Und für die Allgemeinbevölkerung? Hierzu äußerte sich RKI-Präsident Professor Dr. Lothar Wieler am Dienstag prinzipiell positiv. »Es hängt vom Material ab«, sagte er. Auch ein selbstgebauter Schutz halte Tröpfchen zurück, wenn man huste und niese. »Deswegen ist er für den Schutz von anderen von Relevanz.«
Das Bundesinstitut für Arzneimittel und Medizinprodukte (BfArM) definiert selbstgemachte Masken als »Community-Masken« oder »DIY-Masken«, die beispielsweise in Eigenherstellung aus handelsüblichen Stoffen genäht und im Alltag getragen werden. Es weist darauf hin, dass Träger solcher Masken sich nicht darauf verlassen können, dass diese sie oder andere vor einer Übertragung von SARS-CoV-2 schützen, da für diese Masken keine entsprechende Schutzwirkung nachgewiesen wurde. Das Tragen könne lediglich die Geschwindigkeit des Atemstroms und Tröpfchen-Auswurfs reduzieren. Fest gewebte Stoffe seien in diesem Zusammenhang besser geeignet als leicht gewebte Stoffe. Außerdem könnten selbstgemachte Masken dazu beitragen, das Bewusstsein für »social Distancing« sowie gesundheitsbezogenen achtsamen Umgang mit sich und anderen zu stärken.
Anbieter sollten ausdrücklich darauf hinweisen, dass es sich weder um ein Medizinprodukt noch um persönliche Schutzausrüstung handelt. Die Beschreibung oder Bezeichnung der Maske darf laut BfArM nicht auf eine nachgewiesene Schutzfunktion hindeuten.

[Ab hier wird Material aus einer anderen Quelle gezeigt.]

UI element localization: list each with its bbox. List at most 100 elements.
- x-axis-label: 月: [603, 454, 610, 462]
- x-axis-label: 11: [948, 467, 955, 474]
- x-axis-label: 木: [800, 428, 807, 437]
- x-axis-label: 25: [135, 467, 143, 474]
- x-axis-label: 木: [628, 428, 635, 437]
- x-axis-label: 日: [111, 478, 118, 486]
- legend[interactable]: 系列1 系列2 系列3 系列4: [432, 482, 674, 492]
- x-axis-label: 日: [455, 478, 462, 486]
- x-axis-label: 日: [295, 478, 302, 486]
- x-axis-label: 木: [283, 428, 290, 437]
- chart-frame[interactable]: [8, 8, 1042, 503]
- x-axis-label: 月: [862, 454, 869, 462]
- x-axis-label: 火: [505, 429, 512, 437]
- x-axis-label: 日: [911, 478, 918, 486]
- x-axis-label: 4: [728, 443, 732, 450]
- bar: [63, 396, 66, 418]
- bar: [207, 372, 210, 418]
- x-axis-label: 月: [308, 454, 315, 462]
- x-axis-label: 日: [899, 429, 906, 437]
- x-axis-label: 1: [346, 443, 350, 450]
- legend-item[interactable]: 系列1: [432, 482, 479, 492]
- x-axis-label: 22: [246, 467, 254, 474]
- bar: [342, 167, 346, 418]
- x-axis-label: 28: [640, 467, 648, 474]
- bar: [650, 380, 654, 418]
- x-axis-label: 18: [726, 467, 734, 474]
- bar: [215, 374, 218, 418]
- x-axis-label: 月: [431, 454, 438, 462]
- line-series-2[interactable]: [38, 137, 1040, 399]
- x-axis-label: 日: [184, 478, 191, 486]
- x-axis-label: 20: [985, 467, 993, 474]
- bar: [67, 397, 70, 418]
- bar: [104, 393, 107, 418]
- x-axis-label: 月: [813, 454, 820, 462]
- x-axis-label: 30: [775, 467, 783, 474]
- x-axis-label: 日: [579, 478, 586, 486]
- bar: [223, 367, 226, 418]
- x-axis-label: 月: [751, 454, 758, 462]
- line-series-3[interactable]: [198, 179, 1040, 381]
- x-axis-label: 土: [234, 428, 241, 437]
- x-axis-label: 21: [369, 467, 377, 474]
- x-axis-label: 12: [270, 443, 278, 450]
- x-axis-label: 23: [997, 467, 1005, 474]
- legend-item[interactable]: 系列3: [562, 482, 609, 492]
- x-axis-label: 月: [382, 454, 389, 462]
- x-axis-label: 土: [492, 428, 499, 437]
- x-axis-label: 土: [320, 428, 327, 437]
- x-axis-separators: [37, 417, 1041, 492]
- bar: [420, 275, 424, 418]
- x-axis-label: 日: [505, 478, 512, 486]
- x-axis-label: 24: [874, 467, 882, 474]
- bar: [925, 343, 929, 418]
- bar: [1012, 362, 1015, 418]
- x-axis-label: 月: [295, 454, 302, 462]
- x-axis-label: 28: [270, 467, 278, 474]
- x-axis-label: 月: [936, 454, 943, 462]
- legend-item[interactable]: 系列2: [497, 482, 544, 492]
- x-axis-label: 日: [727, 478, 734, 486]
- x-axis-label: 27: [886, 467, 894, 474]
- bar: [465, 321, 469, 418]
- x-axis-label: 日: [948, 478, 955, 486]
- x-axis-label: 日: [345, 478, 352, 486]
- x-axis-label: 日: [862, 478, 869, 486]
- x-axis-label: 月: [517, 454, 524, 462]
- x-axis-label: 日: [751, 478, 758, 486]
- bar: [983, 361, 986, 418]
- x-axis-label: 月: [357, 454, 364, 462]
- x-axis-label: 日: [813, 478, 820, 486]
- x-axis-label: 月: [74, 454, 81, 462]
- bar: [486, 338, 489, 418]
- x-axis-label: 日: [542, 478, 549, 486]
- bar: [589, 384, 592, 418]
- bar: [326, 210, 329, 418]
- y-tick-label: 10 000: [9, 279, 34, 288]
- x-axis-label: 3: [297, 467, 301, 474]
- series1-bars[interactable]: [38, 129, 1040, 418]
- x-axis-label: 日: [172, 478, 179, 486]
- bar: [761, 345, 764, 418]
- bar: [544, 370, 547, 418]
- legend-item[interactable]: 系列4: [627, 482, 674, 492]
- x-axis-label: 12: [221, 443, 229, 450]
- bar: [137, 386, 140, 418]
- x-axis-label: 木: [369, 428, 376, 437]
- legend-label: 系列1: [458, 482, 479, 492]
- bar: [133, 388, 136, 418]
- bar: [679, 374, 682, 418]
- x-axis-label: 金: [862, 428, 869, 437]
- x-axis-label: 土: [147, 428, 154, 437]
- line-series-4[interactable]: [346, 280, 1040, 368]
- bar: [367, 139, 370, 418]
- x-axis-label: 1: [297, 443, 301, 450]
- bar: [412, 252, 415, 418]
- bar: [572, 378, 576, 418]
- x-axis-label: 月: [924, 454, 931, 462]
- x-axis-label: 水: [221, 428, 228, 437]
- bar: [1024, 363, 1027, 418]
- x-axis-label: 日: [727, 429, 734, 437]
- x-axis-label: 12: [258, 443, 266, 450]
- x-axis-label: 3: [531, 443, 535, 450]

Den besten Schutz vor einer Virusübertragung bietet nach wie vor das konsequente Distanzieren von anderen, potenziell virustragenden Personen. Dennoch kann die physische Barriere, die das richtige Tragen einer Community-Maske darstellt, eine gewisse Schutzfunktion vor größeren Tröpfchen und Mund-/Nasen-Schleimhautkontakt mit kontaminierten Händen bieten. Dabei sollte der Träger einige Regeln berücksichtigen:
Für medizinisches Personal eignet sich der MNS zum Fremdschutz und FFP2- sowie FFP3-Masken auch zum Eigenschutz, denn das Personal arbeitet täglich nah am Patienten. Die allgemeine Bevölkerung kann für den privaten Gebrauch selbstgemachte Masken verwenden. Auch wenn keine Schutzwirkung für solche Masken nachgewiesen ist, kann zumindest die physische Barriere einen gewissen Schutz vor größeren Tröpfchen und Mund-/Nasen-Schleimhautkontakt mit kontaminierten Händen bieten. Außerdem können sie das Bewusstsein für die notwendige soziale Distanzierung stärken.